Congress should direct the Department of Defense and DOE to establish a nationwide advanced resilience technology (ART) test bed network of long-duration, blackout-survivable microgrids on military bases and other critical federally owned facilities that are predetermined to be safely sited on stable lands free from flooding, wildfires and other high-impact disasters for the foreseeable future. These should be devoted to both immediate defensive capabilities and rapid development of advanced grid resilience technologies.
FERC — in consultation with appropriate expertise at DOE and the Department of Interior, states actively procuring offshore wind energy resources and the relevant ISOs/RTOs responsible for the management of the onshore grid in their jurisdictions — should reform and strengthen interregional transmission planning, cost allocation and competitive bidding processes to better address the characteristics of widely dispersed renewable energy generation.
Congress should direct DOE and DHS to create a voluntary central repository of information regarding security and resilience investments in the electric power system.

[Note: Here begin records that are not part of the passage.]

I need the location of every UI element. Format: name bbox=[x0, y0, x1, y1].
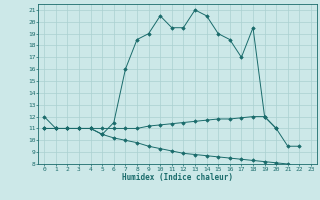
X-axis label: Humidex (Indice chaleur): Humidex (Indice chaleur) bbox=[122, 173, 233, 182]
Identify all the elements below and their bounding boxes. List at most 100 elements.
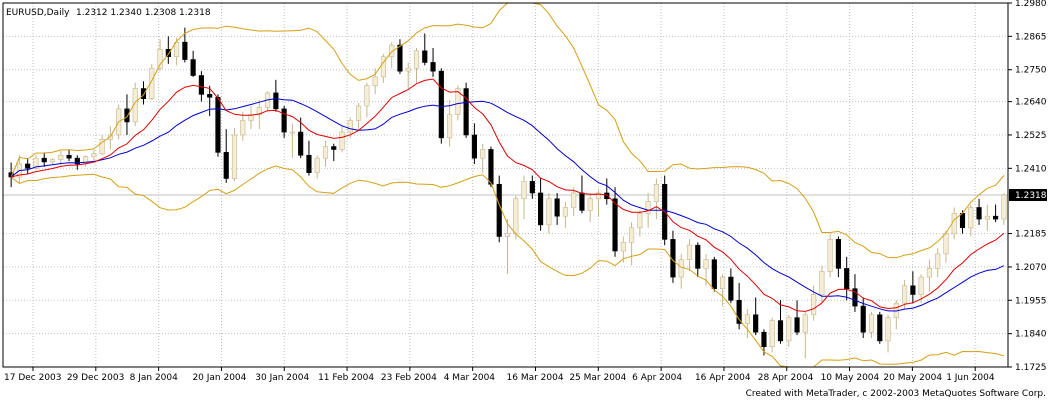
x-tick-label: 10 May 2004 <box>821 373 880 383</box>
current-price-badge <box>1009 189 1047 202</box>
candle-bull <box>595 192 602 200</box>
candle-bull <box>918 276 924 295</box>
candle-bear <box>306 154 312 173</box>
y-tick-label: 1.2750 <box>1015 66 1047 76</box>
candle-bull <box>447 114 453 139</box>
candle-bull <box>149 67 155 100</box>
candles <box>8 27 1007 359</box>
candle-bull <box>314 157 320 173</box>
candle-bull <box>571 192 577 208</box>
candle-bear <box>538 192 544 226</box>
candle-bull <box>256 107 262 115</box>
candle-bull <box>231 134 238 179</box>
ohlc-label: 1.2312 1.2340 1.2308 1.2318 <box>76 8 211 18</box>
candle-bear <box>165 49 171 57</box>
candle-bear <box>397 44 403 72</box>
x-tick-label: 23 Feb 2004 <box>381 373 437 383</box>
candle-bear <box>298 131 304 156</box>
current-price-label: 1.2318 <box>1015 191 1047 201</box>
x-tick-label: 17 Dec 2003 <box>4 373 62 383</box>
candle-bull <box>513 198 519 234</box>
y-tick-label: 1.1955 <box>1015 296 1047 306</box>
credits-label: Created with MetaTrader, c 2002-2003 Met… <box>746 389 1046 399</box>
candle-bear <box>736 299 742 324</box>
candle-bear <box>182 41 188 60</box>
candle-bull <box>819 270 825 295</box>
candle-bear <box>25 163 31 169</box>
candle-bear <box>844 268 850 289</box>
x-tick-label: 20 May 2004 <box>883 373 942 383</box>
candle-bear <box>124 108 130 123</box>
candle-bull <box>413 50 420 69</box>
candle-bull <box>504 233 511 237</box>
candle-bear <box>711 259 717 289</box>
candle-bear <box>463 88 469 136</box>
candle-bear <box>471 134 477 159</box>
candle-bear <box>993 215 999 220</box>
candle-bear <box>74 157 80 165</box>
y-tick-label: 1.2980 <box>1015 0 1047 9</box>
candle-bull <box>58 154 64 160</box>
candle-bull <box>885 317 891 342</box>
ma-red-line <box>10 78 1005 312</box>
x-tick-label: 6 Apr 2004 <box>632 373 682 383</box>
candle-bull <box>405 67 411 72</box>
y-tick-label: 1.2410 <box>1015 164 1047 174</box>
candle-bull <box>174 41 180 57</box>
candle-bear <box>430 62 436 72</box>
x-tick-label: 16 Mar 2004 <box>507 373 564 383</box>
candle-bull <box>786 317 792 342</box>
candle-bear <box>612 198 618 252</box>
candle-bull <box>1001 194 1007 220</box>
candle-bull <box>91 153 97 158</box>
candle-bull <box>562 207 568 217</box>
candle-bear <box>554 198 560 217</box>
candle-bear <box>331 146 337 150</box>
candle-bull <box>480 149 486 159</box>
candle-bear <box>777 320 784 342</box>
candle-bull <box>769 320 775 347</box>
candle-bull <box>678 259 684 278</box>
candle-bear <box>281 108 287 133</box>
candle-bull <box>943 233 949 255</box>
candle-bull <box>33 157 39 169</box>
candle-bear <box>910 285 916 295</box>
y-tick-label: 1.2185 <box>1015 230 1047 240</box>
candle-bull <box>356 105 362 121</box>
y-tick-label: 1.2070 <box>1015 263 1047 273</box>
candle-bull <box>984 215 990 220</box>
candle-bull <box>339 131 345 150</box>
candle-bull <box>364 85 370 107</box>
candle-bull <box>322 146 329 159</box>
x-tick-label: 4 Mar 2004 <box>444 373 496 383</box>
plot-frame <box>2 2 1009 368</box>
candle-bull <box>99 139 105 155</box>
x-tick-label: 20 Jan 2004 <box>192 373 246 383</box>
y-tick-label: 1.2640 <box>1015 98 1047 108</box>
candle-bear <box>223 152 229 179</box>
x-tick-label: 29 Dec 2003 <box>67 373 125 383</box>
candle-bull <box>546 198 552 226</box>
candle-bear <box>496 183 502 237</box>
y-tick-label: 1.2525 <box>1015 131 1047 141</box>
candle-bear <box>41 157 47 163</box>
candle-bull <box>157 49 163 69</box>
candle-bull <box>935 253 941 269</box>
candle-bull <box>811 294 817 316</box>
candle-bull <box>686 244 693 260</box>
candle-bull <box>926 268 932 278</box>
candle-bear <box>579 192 585 211</box>
candle-bear <box>852 288 858 307</box>
candle-bull <box>802 314 808 333</box>
candle-bull <box>629 227 635 243</box>
candle-bull <box>703 259 709 269</box>
candle-bull <box>637 212 643 229</box>
x-tick-label: 28 Apr 2004 <box>758 373 814 383</box>
candle-bear <box>66 154 72 159</box>
candle-bull <box>248 114 254 121</box>
candle-bear <box>753 314 759 333</box>
candle-bull <box>827 239 833 272</box>
candle-bear <box>604 192 610 200</box>
candle-bear <box>529 181 535 194</box>
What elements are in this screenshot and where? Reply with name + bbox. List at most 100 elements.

Congress should pass a Resilience Investment Tax Credit that incentivizes investments in cyber and physical security transmission components and equipment that are American-manufactured, as well as electromagnetic pulse security measures at both the distribution utility and BES levels. It should also direct federal spending toward resilience and security investments in federally owned electric utilities and end-use federal facility energy applications such as grid-connected devices, electric vehicle fleets and charging infrastructure, and distributed energy resources.
Congress should establish a bipartisan caucus on grid security that meets regularly to consider issues impacting the security and resilience of the U.S. electric grid. The National Security Council should lead a complementary interagency committee on grid security that acts as a liaison with the caucus.
The White House and Congress should establish a secure ongoing domestic supply chain, manufacturing capability and labor skills sets for all critical components and whole equipment essential to the operational security of the bulk electric grid, particularly prioritizing the largest and longest lead time transformers. Further, Congress should make annual updates to the DOE’s “Large Power Transformers and the U.S. Electric Grid (2012)” and “Strategic Transformer Reserve Report (2017)” reports and deliver briefings on them to the NSC and Congress.
The president should order climate impact modeling of a range of future scenarios to identify where it will be safe to site new and upgraded bulk electric transmission. These planning scenarios should take into account sites critical to national infrastructure, areas threatened by environmental impacts (including sea-level rise, extreme heat and climate-driven population migration), impacts to the national economy and enhancements that could be made by public-private partnerships.